Influential personal technology columnist Walt Mossberg took to Twitter in Apple’s defense noting that the lowest price point for the Apple Watch is less than the launch prices of the iPod, iPhone, and iPad.
Yes, the gold Apple Watch is pricey. But the base $349 model costs less at launch than the iPod, iPhone or iPad. pic.twitter.com/edN5z6hBh4
— Walt Mossberg (@waltmossberg) March 10, 2015
PC Magazine raises doubts about the product’s appeal given its hefty price point asking: “Who will buy the $10,000 Apple Watch?” while Forbes claims it’s a nice-to-have accessory, not yet a must-have. It seems the virtual water cooler is having trouble focusing on the features of the watch, which include health and fitness tracking, Apple Pay, remote lock control, WiFi, and more.
By some accounts, the best thing about the Apple Watch announcement has been the Internet’s reaction.
— MirrorTech (@MirrorTech) March 10, 2015
Humorous photos like the one tweeted by MirrorTech’s Twitter account were the norm and ranged from people placing Apple stickers on their watch faces, to those rubber-banding Galas to their arms, to techies taping together an array of objects that would be encompassed by the Apple Watch and affixing the whole kit and caboodle to their wrists.
The watch’s 18-hour battery life was also an issue. While longer than many had expected, the device would still require a charging frequency of more than once a day; precluding the ability for sleep tracking to be integrated into the watch’s health features. Apple claims that, if you’re only checking time, the battery will last for up to 48 hours. And, as the battery gets low, the watch will automatically switch into a power saving mode, enabling it to last an additional 72 hours. TechCrunch thinks this issue could be the device’s Achilles heel.

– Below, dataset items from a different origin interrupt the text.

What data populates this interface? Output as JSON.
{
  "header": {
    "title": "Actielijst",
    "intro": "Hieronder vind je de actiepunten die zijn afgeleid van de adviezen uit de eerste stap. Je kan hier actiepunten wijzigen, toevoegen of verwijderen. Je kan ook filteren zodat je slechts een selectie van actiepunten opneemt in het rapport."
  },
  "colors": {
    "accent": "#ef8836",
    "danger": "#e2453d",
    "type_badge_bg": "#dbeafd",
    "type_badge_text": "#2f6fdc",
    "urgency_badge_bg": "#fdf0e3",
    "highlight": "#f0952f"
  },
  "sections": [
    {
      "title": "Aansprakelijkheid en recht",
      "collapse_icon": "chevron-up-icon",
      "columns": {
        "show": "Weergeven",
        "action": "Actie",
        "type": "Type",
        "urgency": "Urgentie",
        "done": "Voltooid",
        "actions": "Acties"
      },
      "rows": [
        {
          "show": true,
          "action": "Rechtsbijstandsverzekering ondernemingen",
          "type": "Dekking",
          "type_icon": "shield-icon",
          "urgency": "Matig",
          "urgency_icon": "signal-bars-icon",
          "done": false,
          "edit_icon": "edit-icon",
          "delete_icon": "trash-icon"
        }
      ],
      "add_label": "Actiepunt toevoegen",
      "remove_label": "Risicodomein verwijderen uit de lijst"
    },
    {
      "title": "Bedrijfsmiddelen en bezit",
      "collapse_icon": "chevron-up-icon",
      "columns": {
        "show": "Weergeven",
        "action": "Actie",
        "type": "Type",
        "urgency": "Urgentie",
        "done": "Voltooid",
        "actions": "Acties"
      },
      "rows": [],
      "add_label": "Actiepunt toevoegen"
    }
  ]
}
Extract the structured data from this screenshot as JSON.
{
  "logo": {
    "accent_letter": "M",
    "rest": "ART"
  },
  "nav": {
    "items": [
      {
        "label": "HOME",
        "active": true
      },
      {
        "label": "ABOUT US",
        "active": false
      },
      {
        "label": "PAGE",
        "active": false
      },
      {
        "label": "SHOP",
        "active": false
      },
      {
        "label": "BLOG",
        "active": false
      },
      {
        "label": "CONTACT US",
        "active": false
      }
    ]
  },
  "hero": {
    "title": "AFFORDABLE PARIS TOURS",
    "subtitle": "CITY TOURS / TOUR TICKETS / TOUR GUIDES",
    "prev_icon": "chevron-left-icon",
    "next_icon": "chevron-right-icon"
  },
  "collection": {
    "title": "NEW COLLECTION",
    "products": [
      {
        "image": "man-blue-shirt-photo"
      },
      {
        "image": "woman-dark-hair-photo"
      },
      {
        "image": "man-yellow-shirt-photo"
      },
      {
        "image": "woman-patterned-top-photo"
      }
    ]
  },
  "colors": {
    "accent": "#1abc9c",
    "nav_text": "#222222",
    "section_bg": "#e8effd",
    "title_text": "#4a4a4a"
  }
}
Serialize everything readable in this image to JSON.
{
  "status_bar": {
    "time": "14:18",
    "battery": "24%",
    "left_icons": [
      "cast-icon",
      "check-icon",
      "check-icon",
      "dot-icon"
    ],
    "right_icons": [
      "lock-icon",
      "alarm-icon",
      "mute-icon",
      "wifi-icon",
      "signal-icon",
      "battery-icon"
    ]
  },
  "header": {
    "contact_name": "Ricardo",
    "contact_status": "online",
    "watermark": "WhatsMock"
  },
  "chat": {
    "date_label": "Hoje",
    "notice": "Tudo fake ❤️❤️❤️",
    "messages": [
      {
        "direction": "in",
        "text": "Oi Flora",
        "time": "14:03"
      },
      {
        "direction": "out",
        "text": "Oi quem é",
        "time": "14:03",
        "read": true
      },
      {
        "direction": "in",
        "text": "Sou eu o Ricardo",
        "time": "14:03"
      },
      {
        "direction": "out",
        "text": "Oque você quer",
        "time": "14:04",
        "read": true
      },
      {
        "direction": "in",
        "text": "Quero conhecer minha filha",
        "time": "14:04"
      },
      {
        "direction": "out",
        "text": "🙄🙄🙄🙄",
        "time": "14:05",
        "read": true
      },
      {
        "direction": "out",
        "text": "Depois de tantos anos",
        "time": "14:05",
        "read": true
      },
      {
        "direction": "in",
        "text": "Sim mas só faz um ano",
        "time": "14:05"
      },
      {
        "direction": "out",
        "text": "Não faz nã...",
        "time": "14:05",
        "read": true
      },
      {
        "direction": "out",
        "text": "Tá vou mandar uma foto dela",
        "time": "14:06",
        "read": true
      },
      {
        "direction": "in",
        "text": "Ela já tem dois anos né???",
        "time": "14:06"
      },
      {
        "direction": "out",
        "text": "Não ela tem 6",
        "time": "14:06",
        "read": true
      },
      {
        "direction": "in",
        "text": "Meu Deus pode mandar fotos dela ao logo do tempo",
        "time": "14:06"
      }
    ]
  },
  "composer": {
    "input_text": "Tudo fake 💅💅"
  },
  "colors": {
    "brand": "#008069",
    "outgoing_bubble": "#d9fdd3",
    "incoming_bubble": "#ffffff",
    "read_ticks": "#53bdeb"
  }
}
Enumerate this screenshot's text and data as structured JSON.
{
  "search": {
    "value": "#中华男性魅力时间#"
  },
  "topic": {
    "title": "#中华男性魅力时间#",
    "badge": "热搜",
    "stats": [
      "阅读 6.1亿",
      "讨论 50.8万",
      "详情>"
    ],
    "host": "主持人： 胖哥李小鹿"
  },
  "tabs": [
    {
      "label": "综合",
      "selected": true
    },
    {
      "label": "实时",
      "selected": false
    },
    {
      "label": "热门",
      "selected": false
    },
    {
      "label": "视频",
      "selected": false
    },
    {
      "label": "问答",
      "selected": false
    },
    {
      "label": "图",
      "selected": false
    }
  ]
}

But still, the announcement had watchmakers taking notice. The co-founder of well-known watch brand Swatch predicts that the Apple Watch could have a big negative impact on traditional Swiss watchmakers. The Apple Watch purportedly keeps time to within 50 milliseconds of UTC, the universal time standard. While perhaps not a selling point for a generation of digerati, this does directly compete with the long-heralded Swiss movement standards for traditional watches.
Initial Take: Apple will likely sell more than a few Apple Watches but whether it will enjoy the success of its previous hits remain to be seen; especially since much of the features are dependent on the wearer also owning an iPhone.